Interestingly enough, the correlation doesn’t hold for teachers.
Jason Grissom, an associate professor at Vanderbilt University and the faculty director of the Research Alliance, says that the problem stems from issues related specifically to principals.
For instance, districts are hiring lower-rated principals for high poverty schools while saving their more effective leaders for buildings with greater wealth and resources.
As a result, turnover rates for principals at these schools are much higher than those for classroom educators. Think about what that means – schools serving disadvantaged students are more likely to have new principal after new principal. These are leaders with little experience who never stick around long enough to learn from their mistakes.
As such, it’s easy for inexperienced principles to fall into the testing trap. They buy into the easy answers of the industry but haven’t been around long enough to learn that the solution they’re being sold is pure snake oil.
This has such a large effect because of how important principals are. Though they rarely teach their own classes, they have a huge impact on students. Out-of-school factors are ultimately more important, but in the school building, itself, only teachers are more vital.
Ultimately, what’s required is a change in attitude.

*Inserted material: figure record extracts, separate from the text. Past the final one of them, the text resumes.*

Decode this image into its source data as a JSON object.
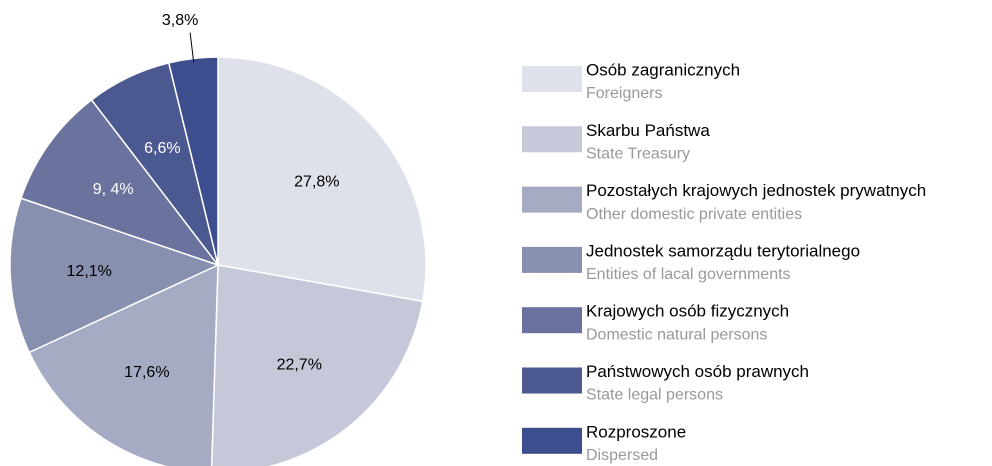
{
  "chart_data": {
    "type": "pie",
    "categories": [
      "Osób zagranicznych",
      "Skarbu Państwa",
      "Pozostałych krajowych jednostek prywatnych",
      "Jednostek samorządu terytorialnego",
      "Krajowych osób fizycznych",
      "Państwowych osób prawnych",
      "Rozproszone"
    ],
    "category_translations": [
      "Foreigners",
      "State Treasury",
      "Other domestic private entities",
      "Entities of lacal governments",
      "Domestic natural persons",
      "State legal persons",
      "Dispersed"
    ],
    "values": [
      27.8,
      22.7,
      17.6,
      12.1,
      9.4,
      6.6,
      3.8
    ],
    "value_labels": [
      "27,8%",
      "22,7%",
      "17,6%",
      "12,1%",
      "9, 4%",
      "6,6%",
      "3,8%"
    ],
    "colors": [
      "#dfe1ea",
      "#c5c8d8",
      "#a6abc4",
      "#8890af",
      "#6a739d",
      "#4c5890",
      "#3d4e8f"
    ],
    "legend": "right"
  }
}
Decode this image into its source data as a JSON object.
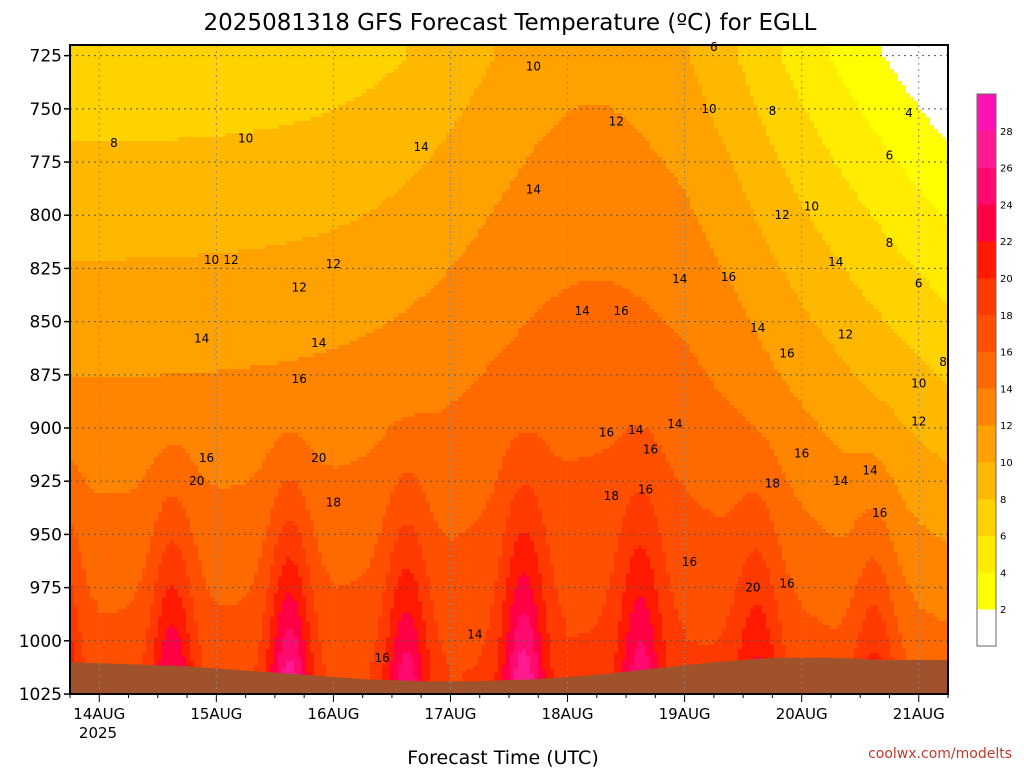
{
  "chart_data": {
    "type": "heatmap",
    "title": "2025081318 GFS Forecast Temperature (ºC) for EGLL",
    "xlabel": "Forecast Time (UTC)",
    "ylabel": "",
    "y_ticks": [
      "725",
      "750",
      "775",
      "800",
      "825",
      "850",
      "875",
      "900",
      "925",
      "950",
      "975",
      "1000",
      "1025"
    ],
    "y_values": [
      725,
      750,
      775,
      800,
      825,
      850,
      875,
      900,
      925,
      950,
      975,
      1000,
      1025
    ],
    "ylim": [
      1025,
      720
    ],
    "x_ticks": [
      "14AUG",
      "15AUG",
      "16AUG",
      "17AUG",
      "18AUG",
      "19AUG",
      "20AUG",
      "21AUG"
    ],
    "x_year_label": "2025",
    "xlim": [
      "2025-08-13T18:00Z",
      "2025-08-21T06:00Z"
    ],
    "grid": true,
    "colorbar": {
      "labels": [
        "2",
        "4",
        "6",
        "8",
        "10",
        "12",
        "14",
        "16",
        "18",
        "20",
        "22",
        "24",
        "26",
        "28"
      ],
      "levels": [
        0,
        2,
        4,
        6,
        8,
        10,
        12,
        14,
        16,
        18,
        20,
        22,
        24,
        26,
        28,
        30
      ],
      "colors": [
        "#ffffff",
        "#ffff00",
        "#ffec00",
        "#ffd200",
        "#ffb800",
        "#ffa200",
        "#ff8400",
        "#ff6a00",
        "#ff5000",
        "#ff3a00",
        "#ff1a00",
        "#ff0044",
        "#ff0a6e",
        "#ff1a92",
        "#ff12b4"
      ]
    },
    "contour_labels": [
      {
        "t": "2025-08-14T03:00Z",
        "p": 766,
        "text": "8"
      },
      {
        "t": "2025-08-15T06:00Z",
        "p": 764,
        "text": "10"
      },
      {
        "t": "2025-08-14T23:00Z",
        "p": 821,
        "text": "10"
      },
      {
        "t": "2025-08-15T03:00Z",
        "p": 821,
        "text": "12"
      },
      {
        "t": "2025-08-15T17:00Z",
        "p": 834,
        "text": "12"
      },
      {
        "t": "2025-08-16T00:00Z",
        "p": 823,
        "text": "12"
      },
      {
        "t": "2025-08-16T18:00Z",
        "p": 768,
        "text": "14"
      },
      {
        "t": "2025-08-17T17:00Z",
        "p": 730,
        "text": "10"
      },
      {
        "t": "2025-08-18T10:00Z",
        "p": 756,
        "text": "12"
      },
      {
        "t": "2025-08-17T17:00Z",
        "p": 788,
        "text": "14"
      },
      {
        "t": "2025-08-19T05:00Z",
        "p": 750,
        "text": "10"
      },
      {
        "t": "2025-08-19T18:00Z",
        "p": 751,
        "text": "8"
      },
      {
        "t": "2025-08-19T06:00Z",
        "p": 721,
        "text": "6"
      },
      {
        "t": "2025-08-20T22:00Z",
        "p": 752,
        "text": "4"
      },
      {
        "t": "2025-08-20T18:00Z",
        "p": 772,
        "text": "6"
      },
      {
        "t": "2025-08-19T20:00Z",
        "p": 800,
        "text": "12"
      },
      {
        "t": "2025-08-20T02:00Z",
        "p": 796,
        "text": "10"
      },
      {
        "t": "2025-08-20T18:00Z",
        "p": 813,
        "text": "8"
      },
      {
        "t": "2025-08-21T00:00Z",
        "p": 832,
        "text": "6"
      },
      {
        "t": "2025-08-14T21:00Z",
        "p": 858,
        "text": "14"
      },
      {
        "t": "2025-08-15T21:00Z",
        "p": 860,
        "text": "14"
      },
      {
        "t": "2025-08-15T17:00Z",
        "p": 877,
        "text": "16"
      },
      {
        "t": "2025-08-18T03:00Z",
        "p": 845,
        "text": "14"
      },
      {
        "t": "2025-08-18T11:00Z",
        "p": 845,
        "text": "16"
      },
      {
        "t": "2025-08-18T23:00Z",
        "p": 830,
        "text": "14"
      },
      {
        "t": "2025-08-19T09:00Z",
        "p": 829,
        "text": "16"
      },
      {
        "t": "2025-08-19T15:00Z",
        "p": 853,
        "text": "14"
      },
      {
        "t": "2025-08-20T07:00Z",
        "p": 822,
        "text": "14"
      },
      {
        "t": "2025-08-19T21:00Z",
        "p": 865,
        "text": "16"
      },
      {
        "t": "2025-08-20T09:00Z",
        "p": 856,
        "text": "12"
      },
      {
        "t": "2025-08-21T05:00Z",
        "p": 869,
        "text": "8"
      },
      {
        "t": "2025-08-21T00:00Z",
        "p": 879,
        "text": "10"
      },
      {
        "t": "2025-08-21T00:00Z",
        "p": 897,
        "text": "12"
      },
      {
        "t": "2025-08-14T22:00Z",
        "p": 914,
        "text": "16"
      },
      {
        "t": "2025-08-14T20:00Z",
        "p": 925,
        "text": "20"
      },
      {
        "t": "2025-08-15T21:00Z",
        "p": 914,
        "text": "20"
      },
      {
        "t": "2025-08-16T00:00Z",
        "p": 935,
        "text": "18"
      },
      {
        "t": "2025-08-18T08:00Z",
        "p": 902,
        "text": "16"
      },
      {
        "t": "2025-08-18T14:00Z",
        "p": 901,
        "text": "14"
      },
      {
        "t": "2025-08-18T22:00Z",
        "p": 898,
        "text": "14"
      },
      {
        "t": "2025-08-18T17:00Z",
        "p": 910,
        "text": "16"
      },
      {
        "t": "2025-08-18T16:00Z",
        "p": 929,
        "text": "16"
      },
      {
        "t": "2025-08-18T09:00Z",
        "p": 932,
        "text": "18"
      },
      {
        "t": "2025-08-20T00:00Z",
        "p": 912,
        "text": "16"
      },
      {
        "t": "2025-08-20T14:00Z",
        "p": 920,
        "text": "14"
      },
      {
        "t": "2025-08-20T08:00Z",
        "p": 925,
        "text": "14"
      },
      {
        "t": "2025-08-20T16:00Z",
        "p": 940,
        "text": "16"
      },
      {
        "t": "2025-08-19T18:00Z",
        "p": 926,
        "text": "18"
      },
      {
        "t": "2025-08-19T01:00Z",
        "p": 963,
        "text": "16"
      },
      {
        "t": "2025-08-19T14:00Z",
        "p": 975,
        "text": "20"
      },
      {
        "t": "2025-08-19T21:00Z",
        "p": 973,
        "text": "16"
      },
      {
        "t": "2025-08-17T05:00Z",
        "p": 997,
        "text": "14"
      },
      {
        "t": "2025-08-16T10:00Z",
        "p": 1008,
        "text": "16"
      }
    ]
  }
}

Too many principals look at high poverty schools as a stepping stone to working at a school with endless resources and a different class of social issues. Instead, the goal of every excellent school leader should be to end their career working where they are needed most.
Such professionalism and experience would loosen the stranglehold of test-and-punish and allow our schools not to simply recreate the inequalities already present in our society. It would enable them to heal the divide.
As John Dewey wrote in 1916:
“Were all instructors to realize that the quality of mental process, not the production of correct answers, is the measure of educative growth, something hardly less than a revolution in teaching would be worked.”